Какое же решение предлагал этот «либерал», чтобы не впасть, подобно мне, в «пораженчество»? Выступить с инициативой создания «динамичной французско-североафриканской конфедерации». Да, глубокая идея, но ведь конфедерация предполагает существование суверенных государств. Для вхождения Алжира в подобную конфедерацию необходимо, чтобы он пользовался статусом, сравнимым со статусом других партнеров – Марокко, Туниса, Франции, иначе говоря, обладал суверенитетом, или независимостью. Эта очевидная истина ускользала от моего оппонента, предполагавшего переговоры с руководителями ФНО с целью принятия какого-то «рамочного закона». Что касается «экономического пораженчества», то «в случае Алжира оно столь же опасно, что и худший колониализм». В середине этой статьи содержится фраза, ее резюмирующая: «Драма Алжира отныне не в том, что люди не знают истины, а в том, что они не желают ее высказать». В те времена я задавался вопросом, который повторяю и сегодня: а Жан Даниель, он не знал истины или же не желал ее высказать?
В том же самом выпуске «Экспресса» Франсуа Мориак атаковал меня с другого направления: «Предвижу, что вас [169]169
Он обращается к правителям.
[Закрыть]поставят в глупое положение: вам придется обвинять г-на Раймона Арона, который наводит порядок в мыслях других людей (я хочу сказать, что другие высказывали эти мысли раньше него) и с леденящей ясностью логически дедуцирует то, что более слабые умы уже увидели с первого взгляда». Все те же избитые «леденящая ясность», «наводит порядок в мыслях других людей»; но ведь ни он, ни его собратья по «Экспрессу» не представили анализа, подобного моему; и вдобавок анализ, сделанный одним из них, выходцем из Северной Африки, был отвергнут [170]170
Не раз отношение ко мне Франсуа Мориака оказывалось совершенно другим.
[Закрыть].
Атака со стороны моего товарища Этьена Борна, который в течение многих лет столь часто оказывался рядом со мной, меня удивила и обескуражила. В отличие от Жана Даниеля, он сначала добросовестно изложил мои идеи – в том виде, в каком они были выражены в «Надежде и страхе века» (но не в «Алжирской трагедии»). Он признавал за мной «определенный вид мужества человека без колебаний, в полный голос провозглашающего и четко формулирующего на бумаге заключения, которые иные люди не осмеливались сделать на основе своих собственных предпосылок, а некоторые рассматривали как искушение, стремясь усилием воли от этого искушения избавиться, но чувствуя, что оно их к себе неумолимо влечет». Затем начинается нападение: «Позитивизм, сухость и отвлеченность ума, мешающие ему рассматривать все аспекты действительности, те, что соприкасаются с миссией, со свидетельством, которые хотя и относятся к сфере духа, но, однако, не теряют из-за этого действенности». Блестящий пассаж – заключение, обличающее мою персону. Раз я выступаю за предоставление алжирцам права на независимость, то, значит, являюсь человеком правых взглядов, сравнимым с теми, кто согласился с Мюнхеном, перемирием, поражением.

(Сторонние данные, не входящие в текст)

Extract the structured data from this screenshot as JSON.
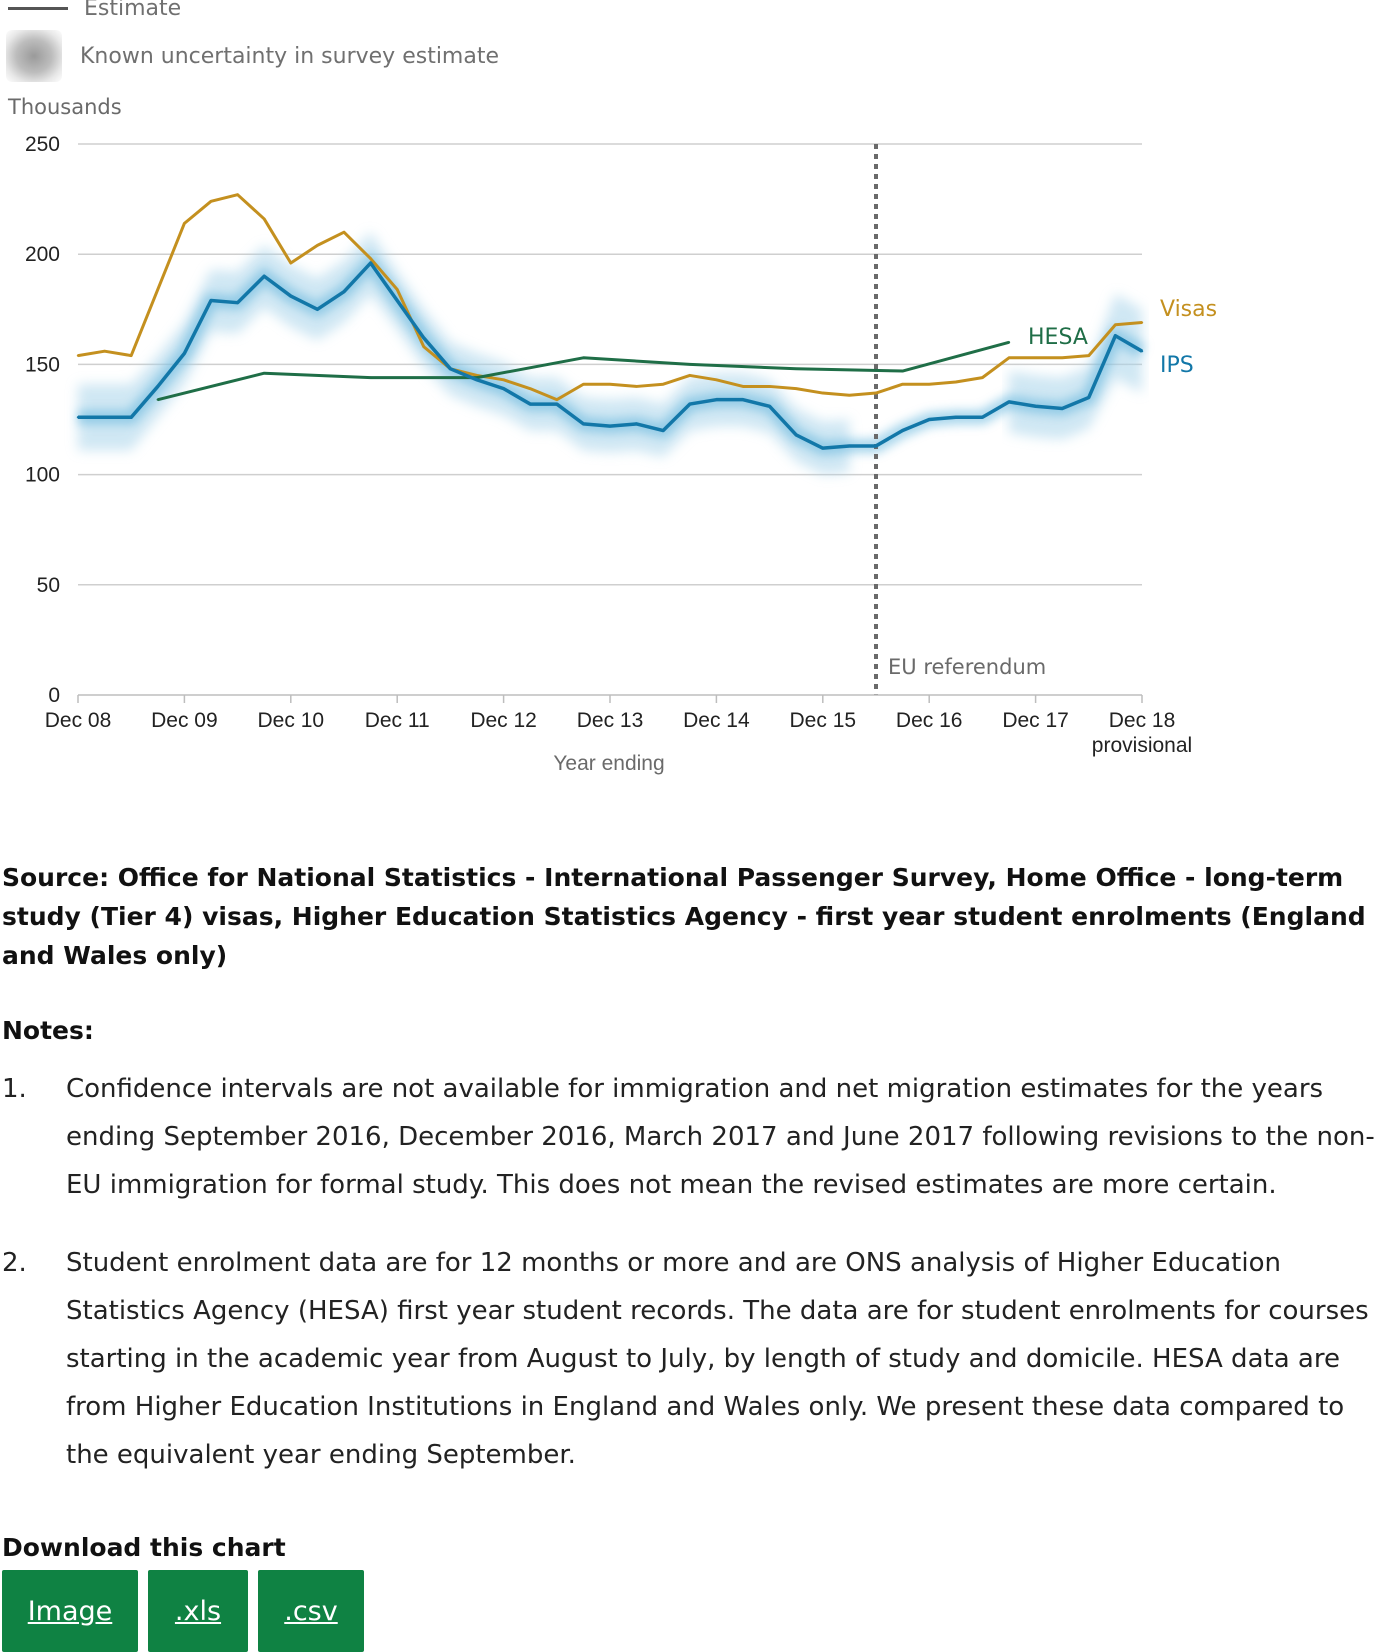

«Раймон Арон, враг всех идеологий, провозглашает, что понятия „правые“ и „левые“ выражают ребяческую манеру постижения политической действительности. Однако этот вид реализма, спешащий предоставить новые преимущества для тех, кто процветает, и поспешно лишить шансов тех, кто, как кажется, отступает, этот позитивизм, не желающий знать ничего другого, кроме приговора балансов и счетных машин, этот некий стоический фатализм, столь озабоченный оправданием свершившегося факта, и, наконец, этот аналитический ум, ловко расщепляющий действительность ради понимания, – во всем этом я не могу не распознать характерные черты мышления правого толка, которое, вероятно, не изменяется в ходе исторического идейного развития. Это мышление порой ведет к пораженчеству по рассудочным путям покорности судьбе». Отвергая такую «апологию рока», Этьен Борн противопоставляет ей, используя формулу П.-А. Симона, «исправление судьбы». Но он забывал – незначительная деталь, – что в 1938, 1939, 1940 годах Франция сражалась за свою свободу, а в 1957 году она сражалась против свободы алжирцев. Странная забывчивость со стороны христианина.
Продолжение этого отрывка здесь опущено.